Veterans returning from deployment in the Middle East have displayed chronic asthmatic-like symptoms after exposure to burn pits and sandstorms. These soldiers also encounter stressful environments during deployment, introducing another factor that could alter their immune response. In this thesis, we have investigated the impact of acute stress on lung inflammation in murine models, focusing on the role of innate lymphoid cells (ILCs) during exposure to the allergen Alternaria alternata (Alt) and burn pit constituents (BPCs) which include dioxins, hydrocarbons, and particulate matter. Our previous studies have shown that combinatory exposure to Alt and BPCs induces a mixed type 2 and non-type 2 inflammatory response, characterized by increased neutrophilia and a shift from ILC2 to ILC1-like populations. Single-cell RNA sequencing (scRNA-seq) of lung samples showed upregulation of neutrophilia-associated genes and stress-related genes in ILCs from Alt+BPC-challenged mice, indicating that stress exacerbates inflammatory responses.
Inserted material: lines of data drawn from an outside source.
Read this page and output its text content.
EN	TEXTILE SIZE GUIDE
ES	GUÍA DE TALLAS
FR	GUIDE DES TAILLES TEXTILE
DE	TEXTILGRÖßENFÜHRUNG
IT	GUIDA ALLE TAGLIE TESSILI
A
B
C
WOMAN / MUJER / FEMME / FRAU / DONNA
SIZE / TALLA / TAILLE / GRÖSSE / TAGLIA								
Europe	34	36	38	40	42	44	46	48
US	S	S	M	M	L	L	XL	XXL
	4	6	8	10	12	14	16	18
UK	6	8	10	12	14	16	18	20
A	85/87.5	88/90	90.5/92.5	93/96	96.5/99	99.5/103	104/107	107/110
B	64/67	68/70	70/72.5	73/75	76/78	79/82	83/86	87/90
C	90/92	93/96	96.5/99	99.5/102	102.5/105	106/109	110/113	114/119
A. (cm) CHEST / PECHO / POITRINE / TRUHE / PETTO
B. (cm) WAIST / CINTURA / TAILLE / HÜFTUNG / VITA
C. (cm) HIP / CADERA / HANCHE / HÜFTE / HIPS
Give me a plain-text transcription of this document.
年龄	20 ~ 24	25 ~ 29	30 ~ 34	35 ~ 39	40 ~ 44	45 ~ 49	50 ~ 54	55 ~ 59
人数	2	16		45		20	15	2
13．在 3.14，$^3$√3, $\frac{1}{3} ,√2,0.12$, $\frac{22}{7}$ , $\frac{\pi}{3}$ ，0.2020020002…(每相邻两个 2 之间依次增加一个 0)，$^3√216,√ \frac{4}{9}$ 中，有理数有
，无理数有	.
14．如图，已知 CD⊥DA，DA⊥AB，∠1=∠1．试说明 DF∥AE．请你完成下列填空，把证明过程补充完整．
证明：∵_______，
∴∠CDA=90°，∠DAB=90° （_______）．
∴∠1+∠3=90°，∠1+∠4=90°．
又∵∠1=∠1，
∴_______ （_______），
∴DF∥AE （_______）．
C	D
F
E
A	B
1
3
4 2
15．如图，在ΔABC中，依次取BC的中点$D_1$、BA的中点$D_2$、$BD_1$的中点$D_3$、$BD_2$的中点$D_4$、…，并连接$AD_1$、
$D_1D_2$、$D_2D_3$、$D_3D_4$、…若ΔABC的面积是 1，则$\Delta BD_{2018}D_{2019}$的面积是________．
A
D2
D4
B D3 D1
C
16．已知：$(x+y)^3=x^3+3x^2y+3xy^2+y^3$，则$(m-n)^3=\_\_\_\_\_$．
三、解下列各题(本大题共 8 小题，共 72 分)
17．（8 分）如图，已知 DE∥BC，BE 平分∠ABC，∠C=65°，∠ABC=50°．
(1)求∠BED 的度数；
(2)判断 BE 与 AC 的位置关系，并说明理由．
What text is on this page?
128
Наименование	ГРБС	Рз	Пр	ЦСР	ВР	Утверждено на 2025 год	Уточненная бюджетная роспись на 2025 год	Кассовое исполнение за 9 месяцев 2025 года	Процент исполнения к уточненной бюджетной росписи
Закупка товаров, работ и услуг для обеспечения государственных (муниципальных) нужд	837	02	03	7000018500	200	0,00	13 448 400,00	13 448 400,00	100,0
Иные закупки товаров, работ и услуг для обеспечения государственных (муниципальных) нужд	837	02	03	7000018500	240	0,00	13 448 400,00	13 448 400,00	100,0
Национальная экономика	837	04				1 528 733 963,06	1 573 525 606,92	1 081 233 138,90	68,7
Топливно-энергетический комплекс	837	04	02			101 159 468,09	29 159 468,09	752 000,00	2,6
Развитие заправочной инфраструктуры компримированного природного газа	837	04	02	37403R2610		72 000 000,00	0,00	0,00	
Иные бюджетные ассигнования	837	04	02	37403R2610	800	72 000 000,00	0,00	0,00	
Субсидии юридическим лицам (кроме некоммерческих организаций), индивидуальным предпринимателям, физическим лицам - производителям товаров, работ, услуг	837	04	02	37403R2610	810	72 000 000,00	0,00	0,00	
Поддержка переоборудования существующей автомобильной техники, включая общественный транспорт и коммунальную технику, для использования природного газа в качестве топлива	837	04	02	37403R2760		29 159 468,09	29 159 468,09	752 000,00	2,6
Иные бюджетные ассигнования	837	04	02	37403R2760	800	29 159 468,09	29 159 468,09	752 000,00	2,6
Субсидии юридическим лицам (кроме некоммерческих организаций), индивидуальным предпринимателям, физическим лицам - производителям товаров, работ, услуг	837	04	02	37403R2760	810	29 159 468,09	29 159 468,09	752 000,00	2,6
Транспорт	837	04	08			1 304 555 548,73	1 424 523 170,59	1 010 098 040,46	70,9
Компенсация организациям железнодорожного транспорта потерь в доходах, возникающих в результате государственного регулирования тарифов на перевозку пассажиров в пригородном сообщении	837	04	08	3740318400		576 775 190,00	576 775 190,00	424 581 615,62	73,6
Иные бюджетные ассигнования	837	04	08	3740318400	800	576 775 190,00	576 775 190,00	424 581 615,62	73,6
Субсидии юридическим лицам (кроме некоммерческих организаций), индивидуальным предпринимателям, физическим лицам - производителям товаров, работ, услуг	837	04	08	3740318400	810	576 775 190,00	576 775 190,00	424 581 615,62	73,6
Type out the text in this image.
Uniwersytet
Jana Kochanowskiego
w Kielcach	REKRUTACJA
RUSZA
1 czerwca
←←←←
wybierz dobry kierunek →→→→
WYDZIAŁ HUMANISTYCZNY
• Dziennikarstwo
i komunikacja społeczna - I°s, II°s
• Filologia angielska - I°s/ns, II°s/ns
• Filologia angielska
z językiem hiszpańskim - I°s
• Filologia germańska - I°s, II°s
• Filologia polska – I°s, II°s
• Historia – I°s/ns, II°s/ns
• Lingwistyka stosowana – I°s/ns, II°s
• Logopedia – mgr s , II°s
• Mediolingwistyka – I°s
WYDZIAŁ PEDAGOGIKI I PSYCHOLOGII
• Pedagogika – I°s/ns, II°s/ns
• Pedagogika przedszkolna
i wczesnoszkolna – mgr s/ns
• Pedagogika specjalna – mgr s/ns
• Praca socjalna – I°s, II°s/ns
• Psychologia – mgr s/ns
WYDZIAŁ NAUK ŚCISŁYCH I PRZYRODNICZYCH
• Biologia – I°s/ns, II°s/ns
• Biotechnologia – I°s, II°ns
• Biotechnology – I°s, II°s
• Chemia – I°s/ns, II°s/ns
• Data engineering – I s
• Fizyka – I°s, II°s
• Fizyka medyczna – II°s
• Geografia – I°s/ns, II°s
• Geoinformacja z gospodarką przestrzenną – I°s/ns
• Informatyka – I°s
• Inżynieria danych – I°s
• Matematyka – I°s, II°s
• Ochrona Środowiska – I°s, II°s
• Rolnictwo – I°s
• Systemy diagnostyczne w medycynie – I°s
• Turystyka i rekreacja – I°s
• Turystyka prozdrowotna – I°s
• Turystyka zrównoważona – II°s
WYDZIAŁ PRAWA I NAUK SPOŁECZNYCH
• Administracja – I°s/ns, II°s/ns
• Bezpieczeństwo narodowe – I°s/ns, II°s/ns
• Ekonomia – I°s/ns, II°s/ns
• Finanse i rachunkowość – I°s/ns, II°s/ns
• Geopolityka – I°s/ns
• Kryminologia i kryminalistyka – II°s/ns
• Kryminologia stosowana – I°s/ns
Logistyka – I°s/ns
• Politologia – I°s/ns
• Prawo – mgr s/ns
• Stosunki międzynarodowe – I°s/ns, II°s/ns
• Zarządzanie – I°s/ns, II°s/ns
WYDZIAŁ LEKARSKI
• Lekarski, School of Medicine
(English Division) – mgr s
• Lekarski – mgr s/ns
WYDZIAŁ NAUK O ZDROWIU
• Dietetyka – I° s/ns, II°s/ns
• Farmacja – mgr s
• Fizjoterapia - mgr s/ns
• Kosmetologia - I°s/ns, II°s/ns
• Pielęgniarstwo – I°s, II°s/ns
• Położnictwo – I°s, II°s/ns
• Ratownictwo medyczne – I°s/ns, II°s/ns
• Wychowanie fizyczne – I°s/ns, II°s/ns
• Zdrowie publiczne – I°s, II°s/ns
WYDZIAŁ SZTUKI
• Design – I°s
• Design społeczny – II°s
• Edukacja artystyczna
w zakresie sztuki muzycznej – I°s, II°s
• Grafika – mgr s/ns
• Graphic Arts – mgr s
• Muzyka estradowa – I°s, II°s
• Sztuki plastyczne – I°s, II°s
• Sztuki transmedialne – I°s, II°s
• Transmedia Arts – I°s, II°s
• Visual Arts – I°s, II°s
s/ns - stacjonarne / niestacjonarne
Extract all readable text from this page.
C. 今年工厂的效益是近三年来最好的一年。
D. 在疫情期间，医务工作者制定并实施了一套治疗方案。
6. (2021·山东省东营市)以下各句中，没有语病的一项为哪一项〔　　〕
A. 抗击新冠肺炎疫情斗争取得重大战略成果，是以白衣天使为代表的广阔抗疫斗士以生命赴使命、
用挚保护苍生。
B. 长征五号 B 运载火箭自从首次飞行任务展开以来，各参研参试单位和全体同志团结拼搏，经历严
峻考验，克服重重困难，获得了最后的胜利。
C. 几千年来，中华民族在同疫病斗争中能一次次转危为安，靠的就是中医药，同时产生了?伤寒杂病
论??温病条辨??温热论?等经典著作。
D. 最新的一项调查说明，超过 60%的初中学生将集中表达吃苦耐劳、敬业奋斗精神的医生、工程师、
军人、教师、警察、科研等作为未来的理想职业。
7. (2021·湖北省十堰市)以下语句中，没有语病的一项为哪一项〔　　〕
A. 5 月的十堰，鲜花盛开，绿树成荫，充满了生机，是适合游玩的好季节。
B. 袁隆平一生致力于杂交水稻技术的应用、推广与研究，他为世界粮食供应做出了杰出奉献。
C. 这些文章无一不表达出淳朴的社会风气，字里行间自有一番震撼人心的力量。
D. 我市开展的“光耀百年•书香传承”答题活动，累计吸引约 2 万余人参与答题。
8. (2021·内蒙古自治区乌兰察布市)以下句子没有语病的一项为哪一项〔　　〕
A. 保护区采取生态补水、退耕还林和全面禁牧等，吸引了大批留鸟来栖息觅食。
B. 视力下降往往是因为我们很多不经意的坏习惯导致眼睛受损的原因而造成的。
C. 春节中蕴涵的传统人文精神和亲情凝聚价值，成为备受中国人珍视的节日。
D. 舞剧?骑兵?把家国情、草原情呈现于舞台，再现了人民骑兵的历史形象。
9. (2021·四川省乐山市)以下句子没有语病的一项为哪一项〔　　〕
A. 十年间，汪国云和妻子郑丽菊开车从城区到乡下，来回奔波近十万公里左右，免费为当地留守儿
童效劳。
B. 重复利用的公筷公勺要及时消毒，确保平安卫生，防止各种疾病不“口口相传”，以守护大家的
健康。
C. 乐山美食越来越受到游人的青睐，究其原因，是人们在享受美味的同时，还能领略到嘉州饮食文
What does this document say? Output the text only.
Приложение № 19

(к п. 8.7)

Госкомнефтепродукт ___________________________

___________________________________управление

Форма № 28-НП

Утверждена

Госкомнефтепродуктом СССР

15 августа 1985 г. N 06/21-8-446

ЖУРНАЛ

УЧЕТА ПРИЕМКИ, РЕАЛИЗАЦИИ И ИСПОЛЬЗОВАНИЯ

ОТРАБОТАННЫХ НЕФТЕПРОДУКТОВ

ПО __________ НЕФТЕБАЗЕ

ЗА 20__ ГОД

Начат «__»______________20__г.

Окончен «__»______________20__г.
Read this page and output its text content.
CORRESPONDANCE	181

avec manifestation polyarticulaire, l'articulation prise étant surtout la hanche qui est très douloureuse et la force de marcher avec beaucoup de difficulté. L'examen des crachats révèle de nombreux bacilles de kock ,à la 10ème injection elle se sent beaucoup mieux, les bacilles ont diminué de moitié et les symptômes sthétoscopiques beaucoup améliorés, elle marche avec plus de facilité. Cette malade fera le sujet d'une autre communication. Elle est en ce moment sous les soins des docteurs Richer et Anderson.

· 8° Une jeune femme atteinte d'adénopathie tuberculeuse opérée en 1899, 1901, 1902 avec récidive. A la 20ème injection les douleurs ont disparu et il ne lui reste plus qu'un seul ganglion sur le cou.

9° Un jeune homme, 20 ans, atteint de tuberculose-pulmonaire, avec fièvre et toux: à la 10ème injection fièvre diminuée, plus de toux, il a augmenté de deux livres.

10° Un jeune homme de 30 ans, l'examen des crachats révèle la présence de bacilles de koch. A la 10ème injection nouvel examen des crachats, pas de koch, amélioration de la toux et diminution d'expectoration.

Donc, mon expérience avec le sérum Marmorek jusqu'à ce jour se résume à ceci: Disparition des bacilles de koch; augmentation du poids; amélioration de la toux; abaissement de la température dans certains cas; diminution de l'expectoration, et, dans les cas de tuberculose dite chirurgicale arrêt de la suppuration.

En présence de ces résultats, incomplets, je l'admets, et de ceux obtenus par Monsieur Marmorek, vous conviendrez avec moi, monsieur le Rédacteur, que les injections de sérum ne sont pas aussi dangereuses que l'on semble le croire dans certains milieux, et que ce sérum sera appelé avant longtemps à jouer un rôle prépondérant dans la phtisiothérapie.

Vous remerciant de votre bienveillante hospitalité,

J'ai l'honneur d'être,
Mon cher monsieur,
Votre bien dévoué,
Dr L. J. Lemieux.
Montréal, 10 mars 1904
Here, we present a novel model to reflect an acute stress event followed by inhalation of BPCs or Alt focusing on analysis of lung granulocytes and innate lymphoid cells. Results indicated a significant decrease in different ILC subpopulations of stressed mice after either allergen or BPC exposure. This decline reflects reduced neutrophilia in non-type 2 inflammation and trending decreases in eosinophilia in type 2 inflammation. This study concludes that acute stress alters the immune response to lung inflammation. These findings suggest that stress, combined with BPC exposure, might contribute to the respiratory issues observed in exposed military personnel.